The article I am going to give you today is from The New York Times by Dr. Bob Wachter, Chair of the Department of Medicine at UCSF and a leader in the field of palliative care. He writes clearly and tenderly about a new struggle in cancer care. Although it has certainly never been easy to shepherd patients gently towards a shift in goals, to honor and respect Quality of Life and comfort rather than pushing endlessly towards a painful treatment that has very little chance of success, it has just gotten harder. As he points out, there is always grief and heartbreak, but usually it is pretty clear when that time has come. Working respectfully and gently together, a doctor and a patient can find common ground and acceptance. With the discovery of immunotherapy (see many previous blogs about this) and individualized medicine that is directed a very specific gene within a tumor, there have been some remarkable successes. It is now sometimes not unreasonable to push forward when, before these therapies, that would have just felt like unnecessary torture. The catch, of course, is that they don't always work. Actually, they don't usually work. The most commonly used statistic is that about 15% of people with advanced cancer will experience a response. But some of those responses will seem like miracles and enable someone to stay on through the daffodils to see the apple blossoms and the roses.
Here is the start and a link. This is worth reading; trust me.
The Problem with Miracle Cancer Cures
Robert M. Wachter
I FREQUENTLY care for patients with advanced cancer. A majority have already tried some combination of surgery, chemotherapy and radiation.

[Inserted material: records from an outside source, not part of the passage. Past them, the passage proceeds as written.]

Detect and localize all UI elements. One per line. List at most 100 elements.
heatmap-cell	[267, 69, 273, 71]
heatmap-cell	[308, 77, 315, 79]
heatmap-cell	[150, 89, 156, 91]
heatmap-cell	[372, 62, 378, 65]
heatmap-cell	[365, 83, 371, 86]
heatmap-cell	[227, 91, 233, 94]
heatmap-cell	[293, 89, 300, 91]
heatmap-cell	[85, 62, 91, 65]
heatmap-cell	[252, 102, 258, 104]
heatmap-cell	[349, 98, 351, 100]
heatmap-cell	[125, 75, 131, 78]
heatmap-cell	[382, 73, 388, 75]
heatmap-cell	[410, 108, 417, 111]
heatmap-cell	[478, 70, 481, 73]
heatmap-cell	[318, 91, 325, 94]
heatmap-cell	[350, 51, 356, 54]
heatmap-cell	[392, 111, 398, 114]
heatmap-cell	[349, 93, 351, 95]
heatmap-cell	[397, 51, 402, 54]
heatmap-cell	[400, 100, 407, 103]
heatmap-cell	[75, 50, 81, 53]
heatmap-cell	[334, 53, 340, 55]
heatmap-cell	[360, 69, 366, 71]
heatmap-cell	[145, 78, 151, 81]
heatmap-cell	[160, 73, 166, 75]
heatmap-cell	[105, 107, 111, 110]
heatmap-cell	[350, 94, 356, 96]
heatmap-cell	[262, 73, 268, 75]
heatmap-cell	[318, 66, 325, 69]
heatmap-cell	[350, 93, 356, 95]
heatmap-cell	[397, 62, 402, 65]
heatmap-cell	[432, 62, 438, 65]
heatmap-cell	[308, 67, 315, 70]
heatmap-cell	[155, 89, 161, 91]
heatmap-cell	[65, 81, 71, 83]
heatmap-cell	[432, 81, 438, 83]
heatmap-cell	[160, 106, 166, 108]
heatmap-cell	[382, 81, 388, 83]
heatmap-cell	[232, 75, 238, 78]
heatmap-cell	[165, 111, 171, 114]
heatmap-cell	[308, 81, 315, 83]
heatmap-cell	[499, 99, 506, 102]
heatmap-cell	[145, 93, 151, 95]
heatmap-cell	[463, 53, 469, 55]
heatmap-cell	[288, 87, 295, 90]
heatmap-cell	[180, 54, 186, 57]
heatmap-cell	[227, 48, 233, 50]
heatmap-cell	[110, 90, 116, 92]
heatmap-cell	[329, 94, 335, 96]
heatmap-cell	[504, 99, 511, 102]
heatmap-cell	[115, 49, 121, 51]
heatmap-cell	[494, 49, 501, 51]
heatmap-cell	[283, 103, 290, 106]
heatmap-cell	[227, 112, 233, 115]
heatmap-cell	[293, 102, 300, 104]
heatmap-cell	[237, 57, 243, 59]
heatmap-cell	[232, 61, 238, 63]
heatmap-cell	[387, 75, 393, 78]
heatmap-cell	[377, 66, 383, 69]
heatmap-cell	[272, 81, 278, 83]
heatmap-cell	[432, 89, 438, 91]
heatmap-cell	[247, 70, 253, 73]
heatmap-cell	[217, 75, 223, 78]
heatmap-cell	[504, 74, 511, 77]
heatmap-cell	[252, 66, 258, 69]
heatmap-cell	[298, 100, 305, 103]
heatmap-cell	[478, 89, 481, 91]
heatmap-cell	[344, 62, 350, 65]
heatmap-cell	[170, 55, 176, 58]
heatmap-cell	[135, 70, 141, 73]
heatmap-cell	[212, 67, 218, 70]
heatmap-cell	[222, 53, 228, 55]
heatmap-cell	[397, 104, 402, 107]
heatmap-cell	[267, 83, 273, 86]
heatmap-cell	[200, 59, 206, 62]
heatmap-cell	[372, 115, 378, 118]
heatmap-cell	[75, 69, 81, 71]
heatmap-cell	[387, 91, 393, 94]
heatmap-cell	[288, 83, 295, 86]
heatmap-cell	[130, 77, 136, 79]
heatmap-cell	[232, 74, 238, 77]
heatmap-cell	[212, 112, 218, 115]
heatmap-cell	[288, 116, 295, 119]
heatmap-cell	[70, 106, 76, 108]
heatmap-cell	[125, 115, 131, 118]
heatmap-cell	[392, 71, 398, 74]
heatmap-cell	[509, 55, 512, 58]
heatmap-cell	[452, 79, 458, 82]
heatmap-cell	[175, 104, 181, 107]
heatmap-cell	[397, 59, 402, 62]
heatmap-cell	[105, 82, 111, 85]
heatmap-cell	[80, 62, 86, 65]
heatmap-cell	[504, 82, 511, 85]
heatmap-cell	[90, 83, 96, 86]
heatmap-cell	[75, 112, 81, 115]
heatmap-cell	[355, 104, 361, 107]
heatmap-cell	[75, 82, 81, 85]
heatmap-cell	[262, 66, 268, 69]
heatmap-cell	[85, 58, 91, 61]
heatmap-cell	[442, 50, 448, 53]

Many have landed back in the hospital because the cancer has returned or spread widely and left them in intractable pain or struggling to breathe.
The hospital stay is often a time when patients decide to stop aggressively fighting their cancer, and instead to focus on palliative care and achieving a measure of comfort and grace at the end of life. The moment of transition can be subtle. It’s sometimes signaled by a sweet look from a husband to a wife, a gentle touch of the patient’s hand by an adult child, or two simple words: “It’s time.”
Over the past 20 years, evidence has demonstrated that palliative care decreases pain, improves comfort and even, in some cases, prolongs life a few months. In my experience, conversations about turning to it often begin with patients recognizing that curing their cancer is impossible. Patients sometimes ask for my opinion on this. While the conversation is often heartbreaking, it has rarely been a hard call.
But now it is. And that has thrown a wrench into the way we treat patients with advanced cancer.